Climate influence on grapevine physiology is prevalent and this influence is only expected to increase with climate change. Although governed by a general determinism, climate influence on grapevine physiology may present variations according to the terroir. In addition, these site-specific differences are likely to be enhanced when climate influence is studied using farm data. Indeed, farm data integrate additional sources of variation such as a varying representativity of the conditions actually experienced in the field. Nevertheless, there is a real challenge in valuing farm data to enable grape growers to understand their own terroir and consequently adapt their practices to the local conditions. In such a context, this article proposes a framework to site-specifically study climate influence on grapevine physiology using farm data. It focuses on improving the analysis of time series of weather data. The analytical framework includes the synchronization of time series using site-specific thermal indices computed with an original method called Extended Growing Degree Days (eGDD).
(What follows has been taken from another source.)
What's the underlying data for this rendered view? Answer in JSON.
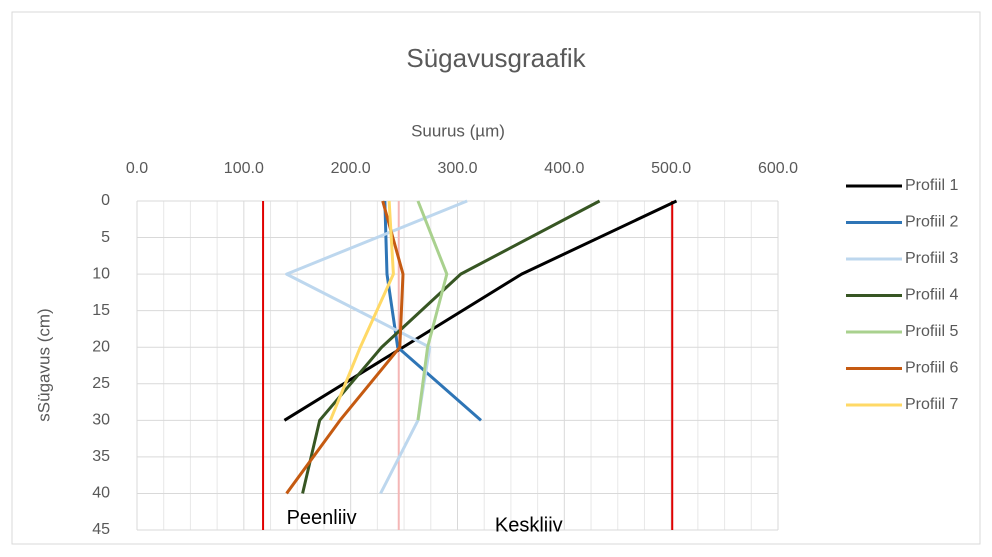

Synchronized time series are then analyzed using a Bayesian functional Linear regression with Sparse Steps functions (BLiSS) in order to detect site-specific periods of strong climate influence on yield development. The article focuses on temperature and rain influence on grape yield development as a case study. It uses data from three commercial vineyards respectively situated in the Bordeaux region (France), California (USA) and Israel. For all vineyards, common periods of climate influence on yield development were found. They corresponded to already known periods, for example around veraison of the year before harvest. However, the periods differed in their precise timing (e.g. before, around or after veraison), duration and correlation direction with yield. Other periods were found for only one or two vineyards and/or were not referred to in literature, for example during the winter before harvest.